On my walks down the 16th Street Mall these days, I look ahead for Bill. He’s in a wheelchair now, with a container on his lap you can drop money into.
Bill is one of those homeless persons the Downtown Denver Business Improvement District says to “please help. don’t give.” in their anti-panhandling campaign. But I disagree with the campaign, especially for people like Bill.
I knew him from some years ago, in his days of pride and poetic talent and alcoholic rage. We both had volunteered for the monthly newspaper for the homeless, The Denver Voice. Bill slept in those big concrete sewers at construction sites, and wrote by flashlight, muting its glow within his sleeping bag. He was good.
On my Mall walks now, I look ahead to avoid Bill. I don’t want to feel the angst of confronting him face to face again. That first time, nearly bumping into him, I was surprised to see him in a wheelchair, looking so thin and haggard. I said something awkward like, “Well, hi, man … how’s it going?” To which he replied, after a studied moment, looking up, “Different view of life.”
I had only a single dollar bill in my pocket, so I dropped it in his little box. “This is what I’ve got,” I said, and scooted away, embarrassed.
I’ve thought about Bill recently, in light of the new campaign against panhandling by the Business Improvement District. Because I am a member of the Denver Commission to End Homelessness, I pay attention to issues involving homelessness.
In the early days of the commission, I sat in on committee meetings where the downtown business representatives first raised their voices against panhandling. At first, it was “No panhandling at all on the Mall and on East Colfax.” But after the ACLU got involved, that was dropped. It turns out that panhandling – asking people for money in a reasonable manner, like with a sign – is a matter of good ol’ American free speech.
So then it became an “aggressive panhandling” issue brought forward by the businesspeople. They’re tenacious – bulldogs for downtown cleanliness and tourist dollars. The Denver City Council passed a “no aggressive panhandling” ordinance that was basically OK with the homeless community. It was safety-based. To me it seemed reasonable: I don’t like to be hassled either.
I even arranged for a large “aggressive panhandling” poster, with the full text of the law as an “informational warning” to potential panhandlers, to be displayed in the various homeless shelters and agencies around town.

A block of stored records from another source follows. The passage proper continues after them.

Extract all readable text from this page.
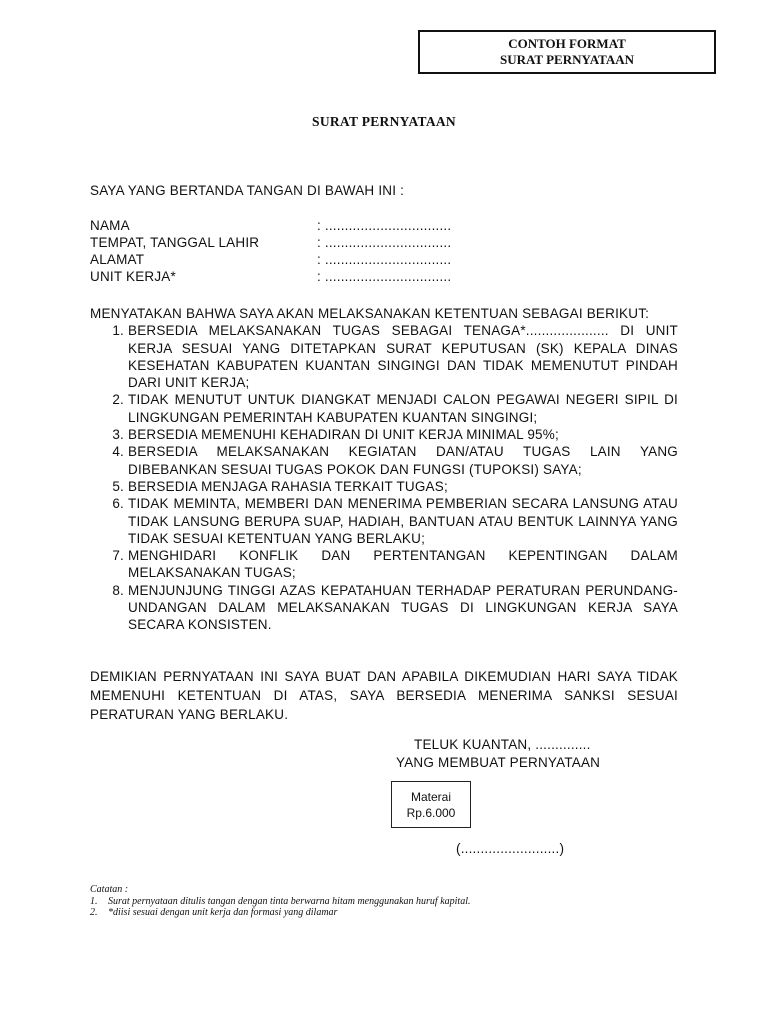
CONTOH FORMAT
SURAT PERNYATAAN
SURAT PERNYATAAN
SAYA YANG BERTANDA TANGAN DI BAWAH INI :
NAMA	: ................................
TEMPAT, TANGGAL LAHIR	: ................................
ALAMAT	: ................................
UNIT KERJA*	: ................................
MENYATAKAN BAHWA SAYA AKAN MELAKSANAKAN KETENTUAN SEBAGAI BERIKUT:
1. BERSEDIA MELAKSANAKAN TUGAS SEBAGAI TENAGA*..................... DI UNIT KERJA SESUAI YANG DITETAPKAN SURAT KEPUTUSAN (SK) KEPALA DINAS KESEHATAN KABUPATEN KUANTAN SINGINGI DAN TIDAK MEMENUTUT PINDAH DARI UNIT KERJA;
2. TIDAK MENUTUT UNTUK DIANGKAT MENJADI CALON PEGAWAI NEGERI SIPIL DI LINGKUNGAN PEMERINTAH KABUPATEN KUANTAN SINGINGI;
3. BERSEDIA MEMENUHI KEHADIRAN DI UNIT KERJA MINIMAL 95%;
4. BERSEDIA MELAKSANAKAN KEGIATAN DAN/ATAU TUGAS LAIN YANG DIBEBANKAN SESUAI TUGAS POKOK DAN FUNGSI (TUPOKSI) SAYA;
5. BERSEDIA MENJAGA RAHASIA TERKAIT TUGAS;
6. TIDAK MEMINTA, MEMBERI DAN MENERIMA PEMBERIAN SECARA LANSUNG ATAU TIDAK LANSUNG BERUPA SUAP, HADIAH, BANTUAN ATAU BENTUK LAINNYA YANG TIDAK SESUAI KETENTUAN YANG BERLAKU;
7. MENGHIDARI KONFLIK DAN PERTENTANGAN KEPENTINGAN DALAM MELAKSANAKAN TUGAS;
8. MENJUNJUNG TINGGI AZAS KEPATAHUAN TERHADAP PERATURAN PERUNDANG-UNDANGAN DALAM MELAKSANAKAN TUGAS DI LINGKUNGAN KERJA SAYA SECARA KONSISTEN.
DEMIKIAN PERNYATAAN INI SAYA BUAT DAN APABILA DIKEMUDIAN HARI SAYA TIDAK MEMENUHI KETENTUAN DI ATAS, SAYA BERSEDIA MENERIMA SANKSI SESUAI PERATURAN YANG BERLAKU.
TELUK KUANTAN, ..............
YANG MEMBUAT PERNYATAAN
Materai
Rp.6.000
(.........................)
Catatan :
1.	Surat pernyataan ditulis tangan dengan tinta berwarna hitam menggunakan huruf kapital.
2.	*diisi sesuai dengan unit kerja dan formasi yang dilamar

Then, the downtown businesspeople thought more was needed to stop panhandling. There was some funky talk about a substitute of some sort for American coinage, to be handed out by the merchants. That never got much beyond the inane.
The next step was to ban people, basically the homeless, from sitting or lying down on downtown sidewalks. Again, the City Council acquiesced (with the homeless community’s support, since help-based intervention is now part of Denver’s homeless programs).
“No sitting or lying” would, of course, improve the “look” of the Mall. Street entertainers are OK, and people in wheelchairs are OK.
Hence, Bill and me.
The downtown businesspeople would now have us believe that the reasons people give to the homeless are that donors are “overwhelmed with guilt when we juxtapose their situation with ours,” according to Business Improvement District chairman Dan Murphy. Because I know Bill the Poet, I know it’s not that simple. I’ve only begged once, as a young poet in the Grand Place in Brussels in 1965. I had to be drunk, and speaking fake French, to do it.
The businesspeople say giving to the homeless directly provides you with “instant gratification,” as though that’s somehow wrong. And that, to me, seems the bedrock reason for the business community’s campaign to prevent giving directly to panhandlers: social Puritanism.
So let me urge you, if you see Bill on the Mall, please feel whatever emotions you can. He’s a poet. Give him a buck. Denver’s Road Home – the city’s plan to end homelessness – does good work, but not really for someone like Bill.
If you must feel guilt about letting your humanity take over, about giving Bill a gift borne of your human compassion, just objectify him. See him as an urban sculpture: “Self-Portrait of the Poet, Now in a Wheelchair, Waiting to Die.”